The study addresses the long-standing gap of a vertebrate 5'-3' RNA ligase by identifying and characterizing C12orf29 as a human enzyme that auto-AMPylates and ligates 5'-phosphate to 3'-OH RNA ends via the canonical three-step mechanism. Chemoproteomics using an Ap3A-based probe enabled enrichment of AMPylated proteins and led to C12orf29’s discovery. Structural homology to known RNA ligases supports its functional assignment. Biochemically, C12orf29 exhibits stringent RNA selectivity, requires a 3'-OH terminus, and prefers ATP as a co-substrate with much higher catalytic efficiency than GTP, while also accommodating Ap3A/Ap4A. The inability to process 2',3'-cPO4 ends directly, coupled with successful ligation after ANGEL2-AN treatment, suggests a coordinated repair pathway in which blocked RNA termini are first “healed” (e.g., by ANGEL2 and a 5'-OH kinase such as hClp1) to produce 3'-OH and 5'-PO4 ends that C12orf29 can “seal.” Cellular experiments show that loss of C12ORF29 sensitizes cells to ROS and accelerates rRNA degradation, indicating a role in preserving RNA integrity under oxidative stress. Together, these findings reveal a latent human RNA repair pathway complementary to the established RtcB-mediated 3'-5' ligation, with potential regulatory interplay involving ANGEL2 and other RNA processing enzymes. The Ap3A probe strategy also underscores a generalizable chemoproteomic approach for profiling NMPylation-dependent enzymology.

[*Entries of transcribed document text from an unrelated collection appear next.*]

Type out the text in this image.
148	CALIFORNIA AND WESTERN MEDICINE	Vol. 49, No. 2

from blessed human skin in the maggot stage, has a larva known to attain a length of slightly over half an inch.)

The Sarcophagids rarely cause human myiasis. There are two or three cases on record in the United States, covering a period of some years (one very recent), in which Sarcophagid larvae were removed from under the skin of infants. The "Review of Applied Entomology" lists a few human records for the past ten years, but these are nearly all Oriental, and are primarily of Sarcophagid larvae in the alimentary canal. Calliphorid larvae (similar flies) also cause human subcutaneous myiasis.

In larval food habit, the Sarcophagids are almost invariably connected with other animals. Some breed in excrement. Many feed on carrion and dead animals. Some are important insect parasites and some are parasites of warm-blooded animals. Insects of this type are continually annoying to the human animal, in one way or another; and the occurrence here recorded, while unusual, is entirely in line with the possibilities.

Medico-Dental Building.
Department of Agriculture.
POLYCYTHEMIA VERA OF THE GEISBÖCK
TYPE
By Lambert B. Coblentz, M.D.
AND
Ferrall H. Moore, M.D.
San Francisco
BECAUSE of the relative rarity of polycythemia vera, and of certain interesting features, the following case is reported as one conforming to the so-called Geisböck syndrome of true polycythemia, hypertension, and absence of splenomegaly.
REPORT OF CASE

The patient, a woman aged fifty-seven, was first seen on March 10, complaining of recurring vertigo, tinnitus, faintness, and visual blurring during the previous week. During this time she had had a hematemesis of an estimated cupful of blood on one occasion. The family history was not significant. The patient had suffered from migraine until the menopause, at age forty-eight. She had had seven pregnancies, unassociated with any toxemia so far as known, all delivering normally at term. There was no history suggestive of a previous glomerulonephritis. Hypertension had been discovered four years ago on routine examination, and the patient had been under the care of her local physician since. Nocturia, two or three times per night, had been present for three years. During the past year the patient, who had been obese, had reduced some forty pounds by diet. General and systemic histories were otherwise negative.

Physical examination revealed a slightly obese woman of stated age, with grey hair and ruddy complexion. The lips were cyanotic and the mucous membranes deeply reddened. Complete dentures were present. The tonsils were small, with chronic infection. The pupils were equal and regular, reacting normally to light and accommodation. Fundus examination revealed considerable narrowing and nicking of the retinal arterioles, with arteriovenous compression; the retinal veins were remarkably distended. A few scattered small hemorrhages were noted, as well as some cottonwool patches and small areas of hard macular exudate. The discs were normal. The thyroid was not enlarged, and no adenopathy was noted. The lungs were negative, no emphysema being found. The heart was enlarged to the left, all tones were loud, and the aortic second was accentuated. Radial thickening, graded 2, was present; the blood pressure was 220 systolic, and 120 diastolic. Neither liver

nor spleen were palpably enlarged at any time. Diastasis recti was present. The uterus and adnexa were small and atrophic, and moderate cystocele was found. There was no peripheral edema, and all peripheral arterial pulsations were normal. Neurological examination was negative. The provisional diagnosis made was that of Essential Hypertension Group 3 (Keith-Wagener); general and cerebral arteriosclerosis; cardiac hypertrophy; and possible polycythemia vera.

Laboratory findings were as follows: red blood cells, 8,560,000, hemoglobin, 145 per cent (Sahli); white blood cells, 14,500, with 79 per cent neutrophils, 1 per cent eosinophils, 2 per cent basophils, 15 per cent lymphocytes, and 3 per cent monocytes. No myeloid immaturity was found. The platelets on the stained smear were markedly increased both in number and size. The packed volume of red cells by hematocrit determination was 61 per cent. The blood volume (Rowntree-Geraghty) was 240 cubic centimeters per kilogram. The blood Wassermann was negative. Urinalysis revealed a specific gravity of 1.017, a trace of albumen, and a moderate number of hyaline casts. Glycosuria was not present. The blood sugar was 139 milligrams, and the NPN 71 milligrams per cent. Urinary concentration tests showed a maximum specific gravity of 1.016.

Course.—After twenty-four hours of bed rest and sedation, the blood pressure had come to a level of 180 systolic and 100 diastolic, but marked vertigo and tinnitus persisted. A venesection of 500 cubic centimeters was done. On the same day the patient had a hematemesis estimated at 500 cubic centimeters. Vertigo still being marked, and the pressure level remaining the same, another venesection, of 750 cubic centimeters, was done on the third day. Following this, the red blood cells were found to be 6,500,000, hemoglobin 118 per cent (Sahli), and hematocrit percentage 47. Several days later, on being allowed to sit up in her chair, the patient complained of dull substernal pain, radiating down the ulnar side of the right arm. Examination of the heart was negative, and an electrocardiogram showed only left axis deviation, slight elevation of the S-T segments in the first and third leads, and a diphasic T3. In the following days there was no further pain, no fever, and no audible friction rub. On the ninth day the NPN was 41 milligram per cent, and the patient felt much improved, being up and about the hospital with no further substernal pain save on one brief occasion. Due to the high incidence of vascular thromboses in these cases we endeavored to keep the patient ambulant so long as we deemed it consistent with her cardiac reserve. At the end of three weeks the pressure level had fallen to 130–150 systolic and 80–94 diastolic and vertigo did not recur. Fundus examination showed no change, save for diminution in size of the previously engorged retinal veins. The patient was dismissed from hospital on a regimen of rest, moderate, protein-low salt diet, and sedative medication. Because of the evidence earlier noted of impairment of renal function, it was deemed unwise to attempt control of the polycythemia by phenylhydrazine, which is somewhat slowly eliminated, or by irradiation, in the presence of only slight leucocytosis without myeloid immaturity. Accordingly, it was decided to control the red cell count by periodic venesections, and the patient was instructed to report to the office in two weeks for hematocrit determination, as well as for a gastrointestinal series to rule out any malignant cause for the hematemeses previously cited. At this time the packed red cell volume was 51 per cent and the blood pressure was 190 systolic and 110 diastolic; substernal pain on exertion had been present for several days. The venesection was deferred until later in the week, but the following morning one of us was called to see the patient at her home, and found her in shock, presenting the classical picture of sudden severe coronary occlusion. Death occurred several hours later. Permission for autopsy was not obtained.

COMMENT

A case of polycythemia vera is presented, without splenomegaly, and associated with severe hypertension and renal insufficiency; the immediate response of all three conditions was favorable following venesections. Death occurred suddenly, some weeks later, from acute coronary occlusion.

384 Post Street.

This work reports the chemistry-led discovery and mechanistic characterization of C12orf29 as a human 5'-3' RNA ligase (proposed name HsRnl). C12orf29 catalyzes ATP-dependent ligation of 5'-PO4 to 3'-OH RNA termini through sequential auto- and RNA-AMPylation, shows strong RNA specificity, defined substrate preferences, and relies on conserved nucleotidyltransferase residues. In cells, C12ORF29 deficiency compromises resilience to oxidative stress and coincides with increased rRNA decay, implicating C12orf29 in RNA maintenance and repair. The Ap3A-based chemoproteomic platform proved effective for uncovering AMPylated enzymes and may be extended to other NMPylation types. Future studies should identify endogenous interaction partners and RNA substrates of C12orf29, define its in vivo repair pathway and regulation, and determine high-resolution structures to fully elucidate its catalytic cycle and substrate recognition.

• The chemoproteomic probe (Ap3A) is symmetrical and may label proteins via phosphorylation as well as AMPylation, necessitating caution in interpreting enrichment data.
• Structural assignment relies on predicted AlphaFold models and homology; no experimentally determined C12orf29 structure was presented.
• Endogenous RNA substrates and interacting partners of C12orf29 were not identified; the in vivo repair pathway remains to be delineated.
• Cellular evidence links C12ORF29 loss to stress sensitivity and rRNA decay, but direct in vivo ligation events and pathway components (e.g., cooperation with ANGEL2, hClp1) require further validation.
• C12orf29 does not ligate nicked duplex substrates under tested conditions, indicating possible substrate constraints not fully mapped in vivo.